The prophet Jeremiah had already told the Jewish people: “For in the day that I brought them out of the land of Egypt, I did not speak to your fathers or command them concerning burnt offerings and sacrifices. But this command I gave them, ‘Obey my voice, and I will be your God, and you shall be my people; and walk in all the way that I command you, that it may be well with you.’ But they did not obey or incline their ear, but walked in their own counsels and the stubbornness of their evil hearts, and went backward and not forward.”
And we can think back to Adam and Eve as well – their sin is primarily one of disobedience to a simple divine command – of all the other trees in the garden you may eat, but not this tree.
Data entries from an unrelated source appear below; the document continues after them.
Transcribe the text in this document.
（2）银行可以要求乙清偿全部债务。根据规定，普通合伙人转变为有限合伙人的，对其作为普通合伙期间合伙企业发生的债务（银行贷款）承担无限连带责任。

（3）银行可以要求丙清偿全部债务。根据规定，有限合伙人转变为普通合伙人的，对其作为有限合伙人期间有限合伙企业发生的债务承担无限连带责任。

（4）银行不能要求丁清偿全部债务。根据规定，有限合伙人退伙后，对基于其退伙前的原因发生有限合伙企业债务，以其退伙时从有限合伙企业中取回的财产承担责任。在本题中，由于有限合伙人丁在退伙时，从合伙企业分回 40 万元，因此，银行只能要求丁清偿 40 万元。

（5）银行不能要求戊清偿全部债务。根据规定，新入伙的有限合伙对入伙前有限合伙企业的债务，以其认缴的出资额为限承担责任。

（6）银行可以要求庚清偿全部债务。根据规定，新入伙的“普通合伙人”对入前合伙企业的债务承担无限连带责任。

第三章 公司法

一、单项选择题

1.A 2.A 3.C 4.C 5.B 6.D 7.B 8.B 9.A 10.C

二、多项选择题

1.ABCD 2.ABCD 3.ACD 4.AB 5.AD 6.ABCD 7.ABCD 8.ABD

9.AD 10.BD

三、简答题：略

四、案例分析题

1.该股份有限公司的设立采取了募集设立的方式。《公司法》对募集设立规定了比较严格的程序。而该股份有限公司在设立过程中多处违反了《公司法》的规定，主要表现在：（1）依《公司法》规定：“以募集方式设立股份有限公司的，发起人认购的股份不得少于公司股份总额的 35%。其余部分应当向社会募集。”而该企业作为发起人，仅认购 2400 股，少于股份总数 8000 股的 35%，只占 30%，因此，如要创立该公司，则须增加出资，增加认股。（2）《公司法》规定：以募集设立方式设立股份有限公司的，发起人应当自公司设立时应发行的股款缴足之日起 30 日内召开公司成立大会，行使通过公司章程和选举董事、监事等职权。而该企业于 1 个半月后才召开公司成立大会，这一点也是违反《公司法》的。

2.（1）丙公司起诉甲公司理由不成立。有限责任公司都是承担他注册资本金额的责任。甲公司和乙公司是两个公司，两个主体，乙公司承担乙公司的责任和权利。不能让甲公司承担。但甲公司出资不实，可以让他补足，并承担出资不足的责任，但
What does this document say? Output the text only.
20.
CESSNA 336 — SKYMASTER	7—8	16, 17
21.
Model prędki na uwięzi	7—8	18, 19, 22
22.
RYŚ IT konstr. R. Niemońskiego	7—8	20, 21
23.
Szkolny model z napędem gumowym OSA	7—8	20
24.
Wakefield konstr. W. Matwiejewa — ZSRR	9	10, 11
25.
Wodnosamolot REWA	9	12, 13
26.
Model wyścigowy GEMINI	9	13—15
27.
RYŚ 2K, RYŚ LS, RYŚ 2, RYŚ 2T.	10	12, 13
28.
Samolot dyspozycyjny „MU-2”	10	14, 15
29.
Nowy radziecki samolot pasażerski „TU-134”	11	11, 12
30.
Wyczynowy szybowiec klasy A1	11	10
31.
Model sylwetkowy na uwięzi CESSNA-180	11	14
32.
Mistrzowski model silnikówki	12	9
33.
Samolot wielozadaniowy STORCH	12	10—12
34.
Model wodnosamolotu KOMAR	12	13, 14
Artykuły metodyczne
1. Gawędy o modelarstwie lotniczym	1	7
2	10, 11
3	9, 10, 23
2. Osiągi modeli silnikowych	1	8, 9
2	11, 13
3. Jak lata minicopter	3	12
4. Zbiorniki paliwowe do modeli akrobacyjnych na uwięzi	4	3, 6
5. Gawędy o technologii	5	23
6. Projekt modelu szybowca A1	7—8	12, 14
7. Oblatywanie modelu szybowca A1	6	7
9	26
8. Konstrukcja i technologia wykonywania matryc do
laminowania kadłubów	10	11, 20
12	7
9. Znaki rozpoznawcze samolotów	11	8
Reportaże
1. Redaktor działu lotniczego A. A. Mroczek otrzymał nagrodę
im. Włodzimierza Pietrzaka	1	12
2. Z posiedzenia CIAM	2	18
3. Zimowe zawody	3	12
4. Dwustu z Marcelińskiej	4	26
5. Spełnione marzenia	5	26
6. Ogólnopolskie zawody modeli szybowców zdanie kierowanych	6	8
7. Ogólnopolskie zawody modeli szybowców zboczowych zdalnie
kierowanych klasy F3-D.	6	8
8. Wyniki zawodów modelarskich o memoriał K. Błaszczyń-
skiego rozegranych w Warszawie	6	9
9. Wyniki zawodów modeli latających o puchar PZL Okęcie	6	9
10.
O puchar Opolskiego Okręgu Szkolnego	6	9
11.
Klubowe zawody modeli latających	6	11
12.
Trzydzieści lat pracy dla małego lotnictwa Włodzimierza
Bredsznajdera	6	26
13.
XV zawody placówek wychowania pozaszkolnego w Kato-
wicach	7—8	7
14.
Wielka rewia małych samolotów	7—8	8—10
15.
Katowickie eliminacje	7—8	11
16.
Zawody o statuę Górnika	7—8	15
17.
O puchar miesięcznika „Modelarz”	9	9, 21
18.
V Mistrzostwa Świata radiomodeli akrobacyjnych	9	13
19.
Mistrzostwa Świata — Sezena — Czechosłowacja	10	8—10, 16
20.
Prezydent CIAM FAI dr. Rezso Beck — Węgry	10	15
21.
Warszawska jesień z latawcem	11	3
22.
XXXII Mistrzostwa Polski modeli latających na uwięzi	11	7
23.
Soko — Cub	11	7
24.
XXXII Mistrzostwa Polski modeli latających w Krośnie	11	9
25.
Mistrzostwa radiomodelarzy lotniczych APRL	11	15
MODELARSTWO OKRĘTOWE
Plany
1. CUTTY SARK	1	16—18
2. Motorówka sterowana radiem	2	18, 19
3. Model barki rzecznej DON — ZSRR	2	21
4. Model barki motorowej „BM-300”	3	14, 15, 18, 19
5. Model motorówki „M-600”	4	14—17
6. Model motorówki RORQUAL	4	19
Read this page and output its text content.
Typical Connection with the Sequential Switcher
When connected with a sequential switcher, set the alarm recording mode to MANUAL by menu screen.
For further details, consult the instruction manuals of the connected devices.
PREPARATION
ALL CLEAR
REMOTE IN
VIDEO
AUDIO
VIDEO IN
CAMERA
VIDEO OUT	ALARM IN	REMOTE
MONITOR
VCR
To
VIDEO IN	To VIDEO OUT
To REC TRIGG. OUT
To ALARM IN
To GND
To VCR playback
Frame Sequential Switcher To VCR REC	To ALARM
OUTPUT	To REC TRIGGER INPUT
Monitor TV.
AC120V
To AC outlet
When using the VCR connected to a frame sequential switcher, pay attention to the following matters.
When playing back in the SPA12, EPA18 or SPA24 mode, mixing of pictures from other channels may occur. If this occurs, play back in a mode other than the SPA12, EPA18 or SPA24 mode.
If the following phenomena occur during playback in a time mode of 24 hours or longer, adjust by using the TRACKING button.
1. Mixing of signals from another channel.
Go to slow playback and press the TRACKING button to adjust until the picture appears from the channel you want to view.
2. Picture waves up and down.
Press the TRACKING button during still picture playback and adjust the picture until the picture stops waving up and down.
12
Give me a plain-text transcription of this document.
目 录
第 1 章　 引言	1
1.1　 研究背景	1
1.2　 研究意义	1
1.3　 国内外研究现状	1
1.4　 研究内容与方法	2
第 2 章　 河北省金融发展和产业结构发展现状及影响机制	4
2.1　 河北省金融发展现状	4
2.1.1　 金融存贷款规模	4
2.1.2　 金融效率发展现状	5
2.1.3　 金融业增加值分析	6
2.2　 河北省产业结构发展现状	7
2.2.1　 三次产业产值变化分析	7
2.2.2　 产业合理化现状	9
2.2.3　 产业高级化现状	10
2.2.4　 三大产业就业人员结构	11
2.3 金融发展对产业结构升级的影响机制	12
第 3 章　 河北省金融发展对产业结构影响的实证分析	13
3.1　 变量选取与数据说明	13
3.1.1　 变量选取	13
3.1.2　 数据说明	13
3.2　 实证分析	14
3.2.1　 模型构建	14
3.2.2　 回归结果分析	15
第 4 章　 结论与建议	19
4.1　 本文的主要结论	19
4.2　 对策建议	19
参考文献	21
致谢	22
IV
Christ, then, comes to be the truly obedient one, who in the place of the disobedience of Adam and Eve and all those other people in the Bible who had been disobedient to God, comes to obey the will of His Father. “But a body you prepared for me.” Christ’s obedience is not just an attitude or a feeling, but a concrete act that involved the sacred body He received from Mary – laying down His life for us. Mary’s obedience in faith, anticipating Christ’s obedience, makes possible that human body – the one that She will lay in the manger, and that will be laid in Her arms on Good Friday.
That sad moment is not the end of Mary’s story. There is a surprising detail hidden in Elizabeth’s address: “Blessed are you among women.” In the Old Testament, this praise is given to only two other women: Jael and Judith. These two women delivered the people of Israel from grave danger, when they were on the point of being conquered. In both cases, they gained entrance to the tent of the leader of the opposing army and killed him in dramatic fashion: Jael by driving a stake through his skull, and Judith by cutting off his head.
Why in the world, then, would Elizabeth compare her gentle and meek cousin to these two warrior women? Mary too is a conqueror. She conquers with neither stake nor knife, but with the power of Her obedience and Her faith. She is not only the Mother mild of Bethlehem, but the prodigious sign appearing the Book of Revelation: “A woman clothed with the sun, with the moon under her feet, and on her head a crown of twelve stars.” She conquers the great enemy, into whose snare the first mother of the living, Eve, fell through disobedience. Mary, the new Mother and Queen of Heaven and Earth, defeats the Prince of Lies and the Prince of Disobedience, whose motto is, “I will not serve.” Mary, in Her humility and fullness of grace, is the new queen and the new conqueror, the one who stands next to Her victorious Son not only in the manger, not only at the foot of the Cross, but triumphantly in Heaven.
When you go home today, take a moment to stop before your nativity scene. Look at that young, meek, virgin Mother, and ask Her Son to help you see Her as your glorious Queen.